The University’s Theatre Department is proud to present “Black Comedy,” a play originally by Peter Shaffer. The show promises to keep the audience at the edge of their seats laughing throughout the production. The performances are tonight, tomorrow and Monday at 8 p.m. and Sunday at 2 p.m. in the Harvey M. Powers Theatre.
Assistant Professor of Theatre and Dance Anjalee Deshpande Hutchinson has been personally ready for a comedy; for the past few years, her director’s notes have centered on directing tragedies.
“The theatre department season was also due for a farce and we strive to offer a rotation of styles and genres as a part of our programming,” Hutchinson said. “But the choice wasn’t mine alone.
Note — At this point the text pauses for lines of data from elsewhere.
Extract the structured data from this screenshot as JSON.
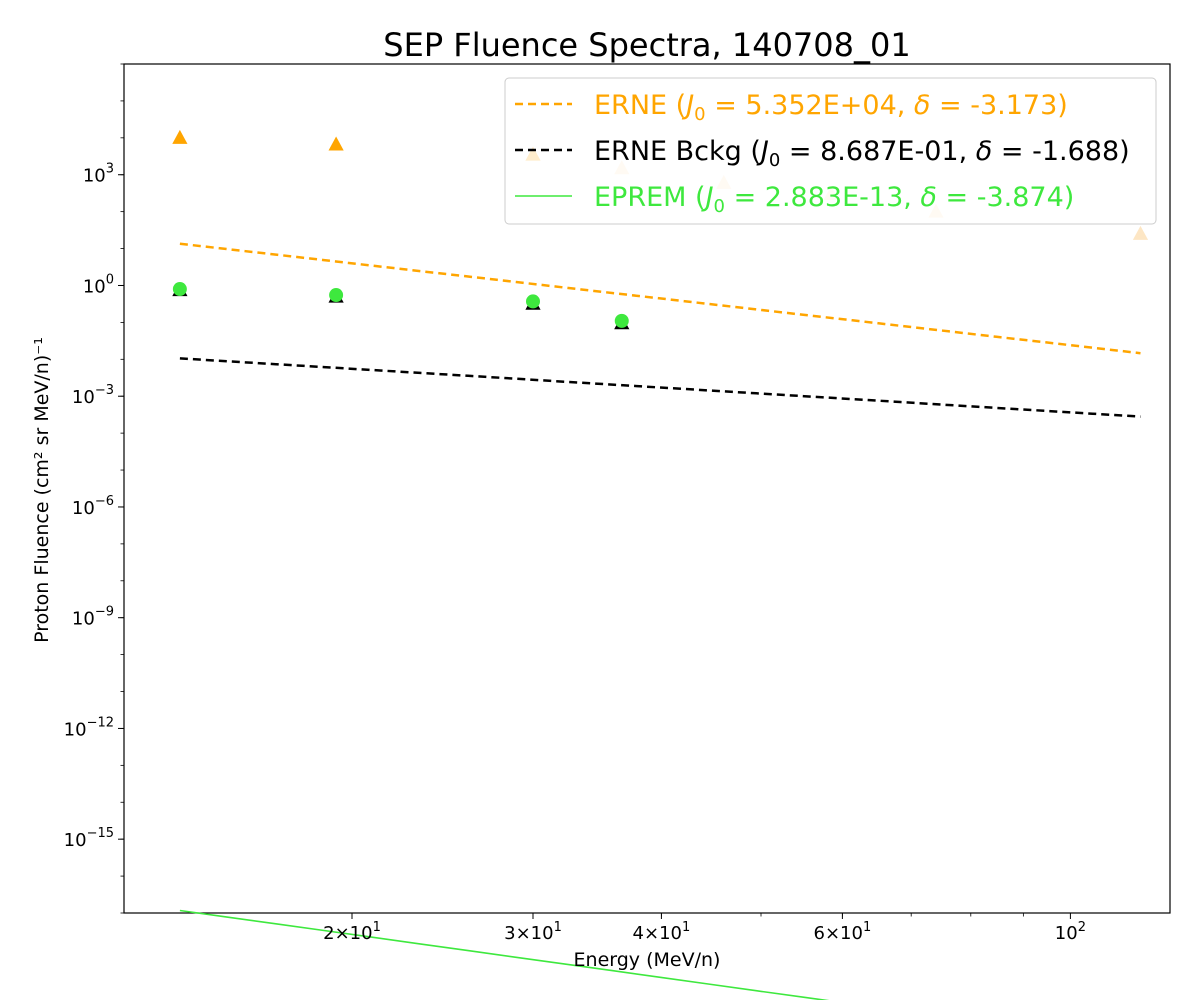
{
  "chart_data": {
    "type": "line",
    "title": "SEP Fluence Spectra, 140708_01",
    "xlabel": "Energy (MeV/n)",
    "ylabel": "Proton Fluence (cm² sr MeV/n)⁻¹",
    "xscale": "log",
    "yscale": "log",
    "xlim": [
      12.0,
      125.0
    ],
    "ylim": [
      1e-17,
      1000000.0
    ],
    "grid": false,
    "legend_position": "top-right",
    "x_ticks": [
      {
        "value": 20,
        "label_mantissa": "2",
        "label_exp": "1"
      },
      {
        "value": 30,
        "label_mantissa": "3",
        "label_exp": "1"
      },
      {
        "value": 40,
        "label_mantissa": "4",
        "label_exp": "1"
      },
      {
        "value": 60,
        "label_mantissa": "6",
        "label_exp": "1"
      },
      {
        "value": 100,
        "label_mantissa": "",
        "label_exp": "2"
      }
    ],
    "y_ticks": [
      {
        "exp": 3,
        "label_exp": "3"
      },
      {
        "exp": 0,
        "label_exp": "0"
      },
      {
        "exp": -3,
        "label_exp": "−3"
      },
      {
        "exp": -6,
        "label_exp": "−6"
      },
      {
        "exp": -9,
        "label_exp": "−9"
      },
      {
        "exp": -12,
        "label_exp": "−12"
      },
      {
        "exp": -15,
        "label_exp": "−15"
      }
    ],
    "series": [
      {
        "name": "ERNE",
        "legend_params": {
          "j0": "5.352E+04",
          "delta": "-3.173"
        },
        "color": "#FFA500",
        "faded_color": "#FDE6C4",
        "marker": "triangle",
        "points": [
          {
            "x": 13.6,
            "y": 10000,
            "faded": false
          },
          {
            "x": 19.3,
            "y": 6600,
            "faded": false
          },
          {
            "x": 30.0,
            "y": 3500,
            "faded": false
          },
          {
            "x": 36.6,
            "y": 1500,
            "faded": true
          },
          {
            "x": 46.0,
            "y": 600,
            "faded": true
          },
          {
            "x": 58.5,
            "y": 300,
            "faded": true
          },
          {
            "x": 74.0,
            "y": 100,
            "faded": true
          },
          {
            "x": 117.0,
            "y": 25,
            "faded": true
          }
        ],
        "fit_x": [
          13.6,
          117.0
        ]
      },
      {
        "name": "ERNE Bckg",
        "legend_params": {
          "j0": "8.687E-01",
          "delta": "-1.688"
        },
        "color": "#000000",
        "marker": "triangle",
        "points": [
          {
            "x": 13.6,
            "y": 0.75
          },
          {
            "x": 19.3,
            "y": 0.5
          },
          {
            "x": 30.0,
            "y": 0.32
          },
          {
            "x": 36.6,
            "y": 0.095
          }
        ],
        "fit_x": [
          13.6,
          117.0
        ]
      },
      {
        "name": "EPREM",
        "legend_params": {
          "j0": "2.883E-13",
          "delta": "-3.874"
        },
        "color": "#3EE83E",
        "marker": "circle",
        "points": [
          {
            "x": 13.6,
            "y": 0.8
          },
          {
            "x": 19.3,
            "y": 0.55
          },
          {
            "x": 30.0,
            "y": 0.37
          },
          {
            "x": 36.6,
            "y": 0.11
          }
        ],
        "fit_x": [
          13.6,
          117.0
        ]
      }
    ]
  }
}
When I brought the idea forward to the play selection committee (an advisory board made of students and faculty), they really loved this script and the fun approach to light and dark.”
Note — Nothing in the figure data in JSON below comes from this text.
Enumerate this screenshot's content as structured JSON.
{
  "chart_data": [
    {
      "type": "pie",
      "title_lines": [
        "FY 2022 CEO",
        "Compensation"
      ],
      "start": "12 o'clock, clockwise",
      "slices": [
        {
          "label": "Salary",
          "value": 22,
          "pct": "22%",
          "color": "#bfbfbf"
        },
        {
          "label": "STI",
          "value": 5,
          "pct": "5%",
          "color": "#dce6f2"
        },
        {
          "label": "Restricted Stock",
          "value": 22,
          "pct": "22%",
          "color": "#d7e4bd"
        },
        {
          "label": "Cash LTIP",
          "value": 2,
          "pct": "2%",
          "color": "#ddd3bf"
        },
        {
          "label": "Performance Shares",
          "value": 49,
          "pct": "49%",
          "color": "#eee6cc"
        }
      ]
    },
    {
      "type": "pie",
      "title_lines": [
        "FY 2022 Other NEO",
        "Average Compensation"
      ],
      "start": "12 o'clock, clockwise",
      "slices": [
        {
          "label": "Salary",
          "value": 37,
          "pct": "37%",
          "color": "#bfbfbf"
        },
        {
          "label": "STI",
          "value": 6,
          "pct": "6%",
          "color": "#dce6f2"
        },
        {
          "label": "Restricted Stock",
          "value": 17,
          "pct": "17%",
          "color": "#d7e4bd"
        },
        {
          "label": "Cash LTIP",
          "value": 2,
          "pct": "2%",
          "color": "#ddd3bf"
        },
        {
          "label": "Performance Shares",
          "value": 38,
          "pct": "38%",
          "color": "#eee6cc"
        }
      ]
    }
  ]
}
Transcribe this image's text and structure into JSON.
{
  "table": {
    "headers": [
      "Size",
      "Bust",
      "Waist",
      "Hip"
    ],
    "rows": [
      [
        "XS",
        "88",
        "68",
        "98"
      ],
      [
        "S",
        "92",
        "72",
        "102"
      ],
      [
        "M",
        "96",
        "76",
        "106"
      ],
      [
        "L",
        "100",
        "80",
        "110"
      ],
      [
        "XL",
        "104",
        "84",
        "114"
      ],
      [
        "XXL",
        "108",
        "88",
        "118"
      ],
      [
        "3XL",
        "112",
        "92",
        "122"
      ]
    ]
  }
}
The audience should expect to be surprised by the elements of light, sound, set, and costuming, and most importantly character and plot development. Beyond the execution of lines, the script itself is remarkably hilarious and unexpected.
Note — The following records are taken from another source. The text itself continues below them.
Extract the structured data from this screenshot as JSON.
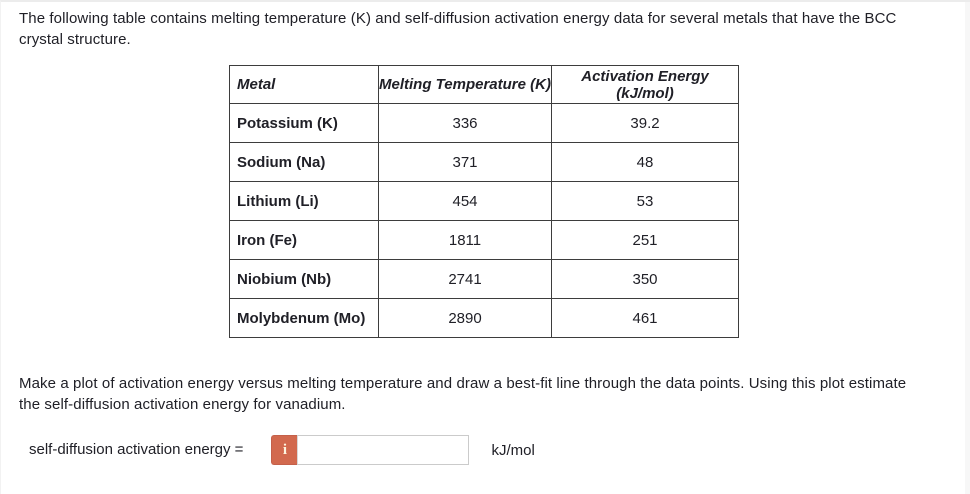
{
  "intro": {
    "line1": "The following table contains melting temperature (K) and self-diffusion activation energy data for several metals that have the BCC",
    "line2": "crystal structure."
  },
  "table": {
    "headers": {
      "metal": "Metal",
      "melting_temperature": "Melting Temperature (K)",
      "activation_energy": "Activation Energy (kJ/mol)"
    },
    "rows": [
      {
        "metal": "Potassium (K)",
        "melting_temperature": "336",
        "activation_energy": "39.2"
      },
      {
        "metal": "Sodium (Na)",
        "melting_temperature": "371",
        "activation_energy": "48"
      },
      {
        "metal": "Lithium (Li)",
        "melting_temperature": "454",
        "activation_energy": "53"
      },
      {
        "metal": "Iron (Fe)",
        "melting_temperature": "1811",
        "activation_energy": "251"
      },
      {
        "metal": "Niobium (Nb)",
        "melting_temperature": "2741",
        "activation_energy": "350"
      },
      {
        "metal": "Molybdenum (Mo)",
        "melting_temperature": "2890",
        "activation_energy": "461"
      }
    ]
  },
  "instruction": {
    "line1": "Make a plot of activation energy versus melting temperature and draw a best-fit line through the data points. Using this plot estimate",
    "line2": "the self-diffusion activation energy for vanadium."
  },
  "answer": {
    "label": "self-diffusion activation energy =",
    "info_button_glyph": "i",
    "input_value": "",
    "unit": "kJ/mol"
  },
  "colors": {
    "info_button_bg": "#d2694e",
    "table_border": "#3d3d3d",
    "input_border": "#cbcbcb",
    "text": "#202027"
  }
}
“The playwright is a bit of a comic genius (which you wouldn’t necessarily expect from his other plays; “Equus” and “Amadeus”) and I believe his main idea was to give us a peek at what we don’t usually get a chance to see and take delight in the chaos that ensues,” Hutchinson said.
The development of the characters, and their profiles revealed onstage, served as part of the foundation of the production.
“My spine for this play was ‘the more you try to hide, the more you reveal,’” Hutchinson said. “I was interested in not only showing the audience what happens to the characters when they cannot see clearly, I was interested in revealing who the characters are when they didn’t think anyone is watching.”
In the beginning of the production process, the cast engaged in physical work in order to explore the characters from their gaits to their fears.
“We still do this work as part of our warm up for the show, and are still discovering new things about our characters,” cast member Estie Pyper ’16 said. “Being a British play, we also did a lot of dialect work with Sam Norton, who helped us find a unique tone and rhythm to our speech beyond simply speaking in standard British dialect.”
In order to enhance the comedic aspects of the performance, in terms of both the deliverance of the script and the movement on stage, timing is everything.
“As actors, we have to keep in mind the precision of timing for all of the physical gags while still finding delight in everything we do onstage as our characters,” cast member Emily Hooper ’14 said. “It’s a roller coaster of a balancing act and I’ve loved every minute of it.”
Hutchinson noted that this group of actors proved to be dedicated to the process, and to be willing to play.
“It’s such a joy to work on a comedy–no matter what mood I was in that day, coming to rehearsal instantly brightened it,” Pyper said. “From day one, Anjalee emphasized the importance of supporting and taking care of each other, and I find this to be so important, especially with a small cast. We play off of each other’s energy, and find new ways of connecting on stage every day. Even now I find myself desperately trying to suppress laughter while running the show–we just have too much fun with it!”
“It really is a delightfully silly and joyful cast,” Hutchinson said. “I can’t wait until they have an audience to enjoy some of the silliness for themselves.”
When asked what was the best part of creating this production, Hutchinson responded: “Laughing every night. What a gift.”
For the Friday evening performance there is a 2-for-1 ticket sale if you come wearing something from the 60s. Tickets for each performance are $10 / $5.